JOE TAYLOR calls himself “an ambassador for the elderly.” He recounts how often blank, unanimated faces greet him when he first begins his performance. But soon his audience is smiling, singing along, and clapping. One performance in particular drew an unresponsive patient out her self-induced stupor. She refused to talk and make eye contact and, alarmingly, given up food. She came out of her shell during Taylor’s performance, “eating a full meal and drinking a malt, back to her old self,” he laughs.

He calls these musical miracles “God winks”: “God winks and a lot happens.”

“I stroll when I sing. I hold a lot of hands. It’s been a long time that some have had human contact, been a long time that someone has held their hand. They don’t want to let go,” Taylor says.


Cottrell has witnessed music’s power repeatedly. “People who are non-verbal, stroke victims, can clearly sing because music resides in a different part of the brain than speech,” says Cottrell. After a World War II act finished a performance, a young woman approached Cottrell to say how grateful she was to Merrymakers. Her mother was in the facility’s memory care unit and was in the advanced stages of Alzheimer’s disease. She could not carry on a conversation and no longer recognized her daughter. But for that one hour, she sang all the songs, was animated, and interacted with her child. “You gave me my mom back for an hour,” she tearfully told Cottrell. That is what Cottrell calls a “mission moment.”

Merrymakers perform during the week when visitors are few. The performances are a welcomed relief for activity directors with tight budgets. “Many homes cannot afford to hire professional entertainment and welcome the assistance provided by Merrymakers,” DICK COFFEY, long time member of Merrymakers’ Board of Directors, attests.

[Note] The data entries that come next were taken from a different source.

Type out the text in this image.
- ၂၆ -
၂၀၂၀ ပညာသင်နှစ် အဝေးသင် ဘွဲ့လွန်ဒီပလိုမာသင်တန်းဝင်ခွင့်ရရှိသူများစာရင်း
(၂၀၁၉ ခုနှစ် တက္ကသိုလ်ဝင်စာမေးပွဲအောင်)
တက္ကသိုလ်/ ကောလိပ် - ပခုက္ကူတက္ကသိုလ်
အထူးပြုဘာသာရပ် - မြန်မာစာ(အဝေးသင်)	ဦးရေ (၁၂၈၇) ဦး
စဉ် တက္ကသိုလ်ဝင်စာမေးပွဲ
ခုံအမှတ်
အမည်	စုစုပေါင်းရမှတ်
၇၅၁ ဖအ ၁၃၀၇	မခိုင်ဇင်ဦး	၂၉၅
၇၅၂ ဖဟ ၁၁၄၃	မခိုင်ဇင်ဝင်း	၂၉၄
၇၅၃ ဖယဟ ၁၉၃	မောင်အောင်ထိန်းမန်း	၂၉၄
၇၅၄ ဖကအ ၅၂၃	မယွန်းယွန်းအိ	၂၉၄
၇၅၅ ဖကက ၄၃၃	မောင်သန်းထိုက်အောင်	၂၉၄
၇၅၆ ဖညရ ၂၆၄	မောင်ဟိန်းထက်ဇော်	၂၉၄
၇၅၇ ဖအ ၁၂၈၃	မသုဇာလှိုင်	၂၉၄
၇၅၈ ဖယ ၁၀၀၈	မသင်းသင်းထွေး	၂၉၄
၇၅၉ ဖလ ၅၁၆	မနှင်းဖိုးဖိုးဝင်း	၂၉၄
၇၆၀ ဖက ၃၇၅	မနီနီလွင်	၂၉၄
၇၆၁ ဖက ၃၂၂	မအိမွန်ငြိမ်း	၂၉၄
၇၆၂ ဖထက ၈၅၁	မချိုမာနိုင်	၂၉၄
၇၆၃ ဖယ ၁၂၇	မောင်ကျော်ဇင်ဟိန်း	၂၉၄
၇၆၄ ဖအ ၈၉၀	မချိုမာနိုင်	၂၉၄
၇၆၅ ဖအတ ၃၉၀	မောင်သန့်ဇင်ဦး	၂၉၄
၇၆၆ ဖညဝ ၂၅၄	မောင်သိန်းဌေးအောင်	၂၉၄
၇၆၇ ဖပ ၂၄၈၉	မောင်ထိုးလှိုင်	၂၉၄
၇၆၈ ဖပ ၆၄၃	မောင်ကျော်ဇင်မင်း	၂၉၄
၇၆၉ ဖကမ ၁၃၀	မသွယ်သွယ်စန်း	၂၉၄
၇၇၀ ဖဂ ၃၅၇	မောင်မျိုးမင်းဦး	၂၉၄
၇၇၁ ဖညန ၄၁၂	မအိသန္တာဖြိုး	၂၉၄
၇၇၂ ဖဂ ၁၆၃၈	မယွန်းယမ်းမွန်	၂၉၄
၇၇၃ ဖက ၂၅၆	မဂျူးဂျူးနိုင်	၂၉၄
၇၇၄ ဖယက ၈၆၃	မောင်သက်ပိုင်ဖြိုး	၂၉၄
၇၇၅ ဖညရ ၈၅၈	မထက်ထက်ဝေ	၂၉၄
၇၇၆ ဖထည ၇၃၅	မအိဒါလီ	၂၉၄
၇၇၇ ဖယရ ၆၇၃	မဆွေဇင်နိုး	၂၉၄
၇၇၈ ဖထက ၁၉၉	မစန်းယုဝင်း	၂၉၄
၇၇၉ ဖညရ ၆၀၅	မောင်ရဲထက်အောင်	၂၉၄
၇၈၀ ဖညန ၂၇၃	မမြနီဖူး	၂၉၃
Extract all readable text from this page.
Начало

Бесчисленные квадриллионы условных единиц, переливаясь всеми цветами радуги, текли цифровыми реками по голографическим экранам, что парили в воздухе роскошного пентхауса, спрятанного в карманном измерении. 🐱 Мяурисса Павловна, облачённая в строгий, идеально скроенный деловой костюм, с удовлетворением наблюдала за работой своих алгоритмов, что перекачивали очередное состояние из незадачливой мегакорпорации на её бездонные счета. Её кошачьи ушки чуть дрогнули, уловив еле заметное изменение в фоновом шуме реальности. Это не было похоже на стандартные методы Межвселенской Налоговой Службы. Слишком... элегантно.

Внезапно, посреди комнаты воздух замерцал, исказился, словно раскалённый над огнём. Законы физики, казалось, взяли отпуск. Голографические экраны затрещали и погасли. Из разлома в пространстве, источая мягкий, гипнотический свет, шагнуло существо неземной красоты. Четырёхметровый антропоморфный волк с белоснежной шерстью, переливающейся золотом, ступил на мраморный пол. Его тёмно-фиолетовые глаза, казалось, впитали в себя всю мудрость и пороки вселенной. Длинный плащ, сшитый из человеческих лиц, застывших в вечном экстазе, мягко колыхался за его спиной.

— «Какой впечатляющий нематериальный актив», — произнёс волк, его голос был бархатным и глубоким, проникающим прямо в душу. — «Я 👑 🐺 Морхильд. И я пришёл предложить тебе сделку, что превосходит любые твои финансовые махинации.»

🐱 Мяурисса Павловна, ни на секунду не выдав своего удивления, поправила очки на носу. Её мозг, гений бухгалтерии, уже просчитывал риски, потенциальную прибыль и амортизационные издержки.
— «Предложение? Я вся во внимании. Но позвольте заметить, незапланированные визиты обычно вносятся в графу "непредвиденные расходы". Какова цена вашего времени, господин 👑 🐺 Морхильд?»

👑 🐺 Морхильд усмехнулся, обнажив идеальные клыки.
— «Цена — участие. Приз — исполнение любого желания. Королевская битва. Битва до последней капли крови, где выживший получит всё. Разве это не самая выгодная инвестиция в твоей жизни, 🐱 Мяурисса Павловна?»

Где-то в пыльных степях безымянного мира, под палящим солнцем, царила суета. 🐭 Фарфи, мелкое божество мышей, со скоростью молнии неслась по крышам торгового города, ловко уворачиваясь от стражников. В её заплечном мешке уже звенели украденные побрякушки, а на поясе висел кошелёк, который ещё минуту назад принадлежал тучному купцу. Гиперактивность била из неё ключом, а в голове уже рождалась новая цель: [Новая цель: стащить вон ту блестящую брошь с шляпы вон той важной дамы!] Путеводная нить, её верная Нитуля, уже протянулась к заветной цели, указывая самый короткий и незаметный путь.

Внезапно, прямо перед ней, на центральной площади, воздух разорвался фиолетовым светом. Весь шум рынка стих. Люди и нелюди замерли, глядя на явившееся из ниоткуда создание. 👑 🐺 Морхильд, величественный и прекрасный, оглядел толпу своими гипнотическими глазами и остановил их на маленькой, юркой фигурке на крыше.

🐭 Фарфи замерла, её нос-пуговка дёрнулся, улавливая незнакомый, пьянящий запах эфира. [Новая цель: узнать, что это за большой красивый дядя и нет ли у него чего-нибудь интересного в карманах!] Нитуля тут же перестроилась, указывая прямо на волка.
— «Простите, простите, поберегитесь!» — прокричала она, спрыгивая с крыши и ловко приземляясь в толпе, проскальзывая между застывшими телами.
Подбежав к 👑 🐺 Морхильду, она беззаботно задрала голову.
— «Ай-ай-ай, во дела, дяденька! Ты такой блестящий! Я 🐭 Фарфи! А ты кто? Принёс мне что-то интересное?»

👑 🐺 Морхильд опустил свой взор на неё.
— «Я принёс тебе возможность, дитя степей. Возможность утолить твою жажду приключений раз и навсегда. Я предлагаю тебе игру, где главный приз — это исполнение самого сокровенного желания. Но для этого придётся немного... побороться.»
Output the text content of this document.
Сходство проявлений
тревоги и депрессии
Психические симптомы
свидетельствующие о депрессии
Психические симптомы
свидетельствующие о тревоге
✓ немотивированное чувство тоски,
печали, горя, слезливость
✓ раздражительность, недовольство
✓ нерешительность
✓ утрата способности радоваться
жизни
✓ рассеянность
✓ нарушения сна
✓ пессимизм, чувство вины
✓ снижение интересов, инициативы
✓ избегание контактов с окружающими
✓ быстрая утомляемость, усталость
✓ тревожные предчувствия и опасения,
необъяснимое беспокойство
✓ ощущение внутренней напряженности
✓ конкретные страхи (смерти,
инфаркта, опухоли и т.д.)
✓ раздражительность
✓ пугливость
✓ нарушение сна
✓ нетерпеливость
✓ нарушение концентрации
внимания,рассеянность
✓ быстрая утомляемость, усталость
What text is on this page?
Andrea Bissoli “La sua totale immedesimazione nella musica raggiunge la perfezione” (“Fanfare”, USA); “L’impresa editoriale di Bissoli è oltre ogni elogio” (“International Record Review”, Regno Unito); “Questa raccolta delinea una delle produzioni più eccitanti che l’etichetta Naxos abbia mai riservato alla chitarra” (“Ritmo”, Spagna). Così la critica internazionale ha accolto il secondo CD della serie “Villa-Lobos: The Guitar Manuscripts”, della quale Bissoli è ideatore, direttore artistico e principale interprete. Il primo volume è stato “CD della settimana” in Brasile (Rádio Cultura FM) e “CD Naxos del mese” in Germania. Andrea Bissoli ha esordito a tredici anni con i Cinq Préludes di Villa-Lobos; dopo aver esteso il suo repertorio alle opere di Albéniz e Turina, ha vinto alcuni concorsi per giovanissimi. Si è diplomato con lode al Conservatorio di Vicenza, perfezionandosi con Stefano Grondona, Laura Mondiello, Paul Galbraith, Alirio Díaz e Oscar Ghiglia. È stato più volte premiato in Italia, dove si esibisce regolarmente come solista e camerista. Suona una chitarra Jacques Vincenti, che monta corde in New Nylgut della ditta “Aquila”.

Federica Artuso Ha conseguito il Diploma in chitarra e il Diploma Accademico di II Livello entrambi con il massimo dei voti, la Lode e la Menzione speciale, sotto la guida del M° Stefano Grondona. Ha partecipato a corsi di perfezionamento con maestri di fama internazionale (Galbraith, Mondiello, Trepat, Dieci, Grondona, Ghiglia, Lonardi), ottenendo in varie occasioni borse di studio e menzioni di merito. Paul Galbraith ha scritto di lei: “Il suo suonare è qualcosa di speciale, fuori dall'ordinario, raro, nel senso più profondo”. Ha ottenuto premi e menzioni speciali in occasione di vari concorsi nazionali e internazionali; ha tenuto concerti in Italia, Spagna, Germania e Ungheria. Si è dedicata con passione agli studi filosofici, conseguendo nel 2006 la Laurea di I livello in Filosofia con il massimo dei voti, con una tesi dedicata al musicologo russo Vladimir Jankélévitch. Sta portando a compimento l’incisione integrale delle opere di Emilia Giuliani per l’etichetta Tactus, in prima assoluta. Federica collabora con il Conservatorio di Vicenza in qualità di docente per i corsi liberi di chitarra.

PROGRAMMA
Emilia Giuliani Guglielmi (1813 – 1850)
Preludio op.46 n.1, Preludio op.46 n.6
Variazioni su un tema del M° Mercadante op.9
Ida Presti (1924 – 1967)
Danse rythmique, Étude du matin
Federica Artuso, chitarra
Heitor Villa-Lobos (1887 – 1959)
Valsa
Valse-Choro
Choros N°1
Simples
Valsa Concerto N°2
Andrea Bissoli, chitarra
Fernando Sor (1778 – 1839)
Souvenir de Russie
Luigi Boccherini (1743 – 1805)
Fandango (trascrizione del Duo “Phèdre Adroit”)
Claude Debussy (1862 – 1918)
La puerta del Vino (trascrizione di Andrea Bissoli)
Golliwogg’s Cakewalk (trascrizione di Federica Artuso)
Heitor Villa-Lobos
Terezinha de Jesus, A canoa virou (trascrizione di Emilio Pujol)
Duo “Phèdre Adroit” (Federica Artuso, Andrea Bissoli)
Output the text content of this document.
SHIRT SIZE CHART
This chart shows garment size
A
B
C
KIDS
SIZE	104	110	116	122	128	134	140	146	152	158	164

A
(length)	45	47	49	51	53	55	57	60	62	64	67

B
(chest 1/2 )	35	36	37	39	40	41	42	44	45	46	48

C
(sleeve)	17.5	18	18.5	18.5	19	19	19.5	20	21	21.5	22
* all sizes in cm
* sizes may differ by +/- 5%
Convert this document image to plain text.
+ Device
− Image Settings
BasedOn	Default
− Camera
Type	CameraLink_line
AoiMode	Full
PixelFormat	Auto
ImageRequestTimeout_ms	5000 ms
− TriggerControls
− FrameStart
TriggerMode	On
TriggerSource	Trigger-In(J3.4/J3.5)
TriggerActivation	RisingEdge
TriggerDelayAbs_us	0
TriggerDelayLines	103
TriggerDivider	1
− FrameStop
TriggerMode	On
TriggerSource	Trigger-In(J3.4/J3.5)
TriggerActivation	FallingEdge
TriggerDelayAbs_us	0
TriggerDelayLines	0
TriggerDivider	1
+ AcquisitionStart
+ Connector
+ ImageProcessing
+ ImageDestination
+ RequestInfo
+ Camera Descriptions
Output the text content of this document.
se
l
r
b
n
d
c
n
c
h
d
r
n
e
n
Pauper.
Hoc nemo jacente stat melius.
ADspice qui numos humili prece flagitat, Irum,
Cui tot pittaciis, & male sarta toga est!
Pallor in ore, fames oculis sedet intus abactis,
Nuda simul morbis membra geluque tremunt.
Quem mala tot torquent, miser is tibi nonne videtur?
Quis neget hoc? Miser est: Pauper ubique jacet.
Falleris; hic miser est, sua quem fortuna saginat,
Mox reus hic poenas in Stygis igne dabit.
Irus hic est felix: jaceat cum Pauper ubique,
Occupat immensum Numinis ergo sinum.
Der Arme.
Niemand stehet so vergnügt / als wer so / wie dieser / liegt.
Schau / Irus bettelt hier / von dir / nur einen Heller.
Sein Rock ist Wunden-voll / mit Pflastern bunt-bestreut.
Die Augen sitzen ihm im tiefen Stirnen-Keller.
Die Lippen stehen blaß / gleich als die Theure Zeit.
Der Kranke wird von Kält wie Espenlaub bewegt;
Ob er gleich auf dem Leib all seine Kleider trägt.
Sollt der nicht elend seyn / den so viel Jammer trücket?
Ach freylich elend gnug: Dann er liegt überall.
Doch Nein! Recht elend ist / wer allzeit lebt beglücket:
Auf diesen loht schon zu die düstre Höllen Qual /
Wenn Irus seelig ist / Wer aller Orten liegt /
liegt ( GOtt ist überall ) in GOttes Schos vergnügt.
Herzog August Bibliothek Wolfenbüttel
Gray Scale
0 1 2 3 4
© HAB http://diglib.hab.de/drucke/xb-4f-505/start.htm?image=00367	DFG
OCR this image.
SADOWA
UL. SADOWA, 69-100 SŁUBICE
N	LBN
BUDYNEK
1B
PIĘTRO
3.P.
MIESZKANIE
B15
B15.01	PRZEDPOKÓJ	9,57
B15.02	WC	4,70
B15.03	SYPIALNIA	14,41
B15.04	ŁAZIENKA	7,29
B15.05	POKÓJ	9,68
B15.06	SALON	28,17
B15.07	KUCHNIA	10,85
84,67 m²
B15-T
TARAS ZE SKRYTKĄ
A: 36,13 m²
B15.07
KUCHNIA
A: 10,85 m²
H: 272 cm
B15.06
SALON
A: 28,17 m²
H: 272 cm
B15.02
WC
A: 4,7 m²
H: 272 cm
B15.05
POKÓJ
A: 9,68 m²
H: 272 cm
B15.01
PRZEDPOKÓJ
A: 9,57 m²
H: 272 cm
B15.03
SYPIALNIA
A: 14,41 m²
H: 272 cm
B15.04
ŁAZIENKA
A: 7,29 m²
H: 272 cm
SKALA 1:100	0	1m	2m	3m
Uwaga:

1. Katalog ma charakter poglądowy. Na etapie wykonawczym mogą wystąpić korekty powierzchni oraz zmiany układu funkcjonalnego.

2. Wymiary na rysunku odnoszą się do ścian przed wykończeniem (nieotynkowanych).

Merrymakers is hosting its 25th Anniversary gala, a celebrity roast, on November 10 at the Century Link (formerly the Qwest) Center. John P. Nelson of Silverstone is the honoree. The evening includes a cocktail hour, dinner, and silent auction in which guests can bid on the chance to adopt a home to cover Merrymakers’ expenses for a month. Twothirds of the organization’s annual budget is raised in this one evening.

Merrymakers dramatically touches the lives of our seniors, often a forget group in our population. It is a local, grassroots organization that has expanded from its metro area boundaries to include western Nebraska and Iowa. But the possibility for growth is there. Says Coffey: “Clearly with the graying of America, ‘MM’ has the potential of being a nationwide endeavor.”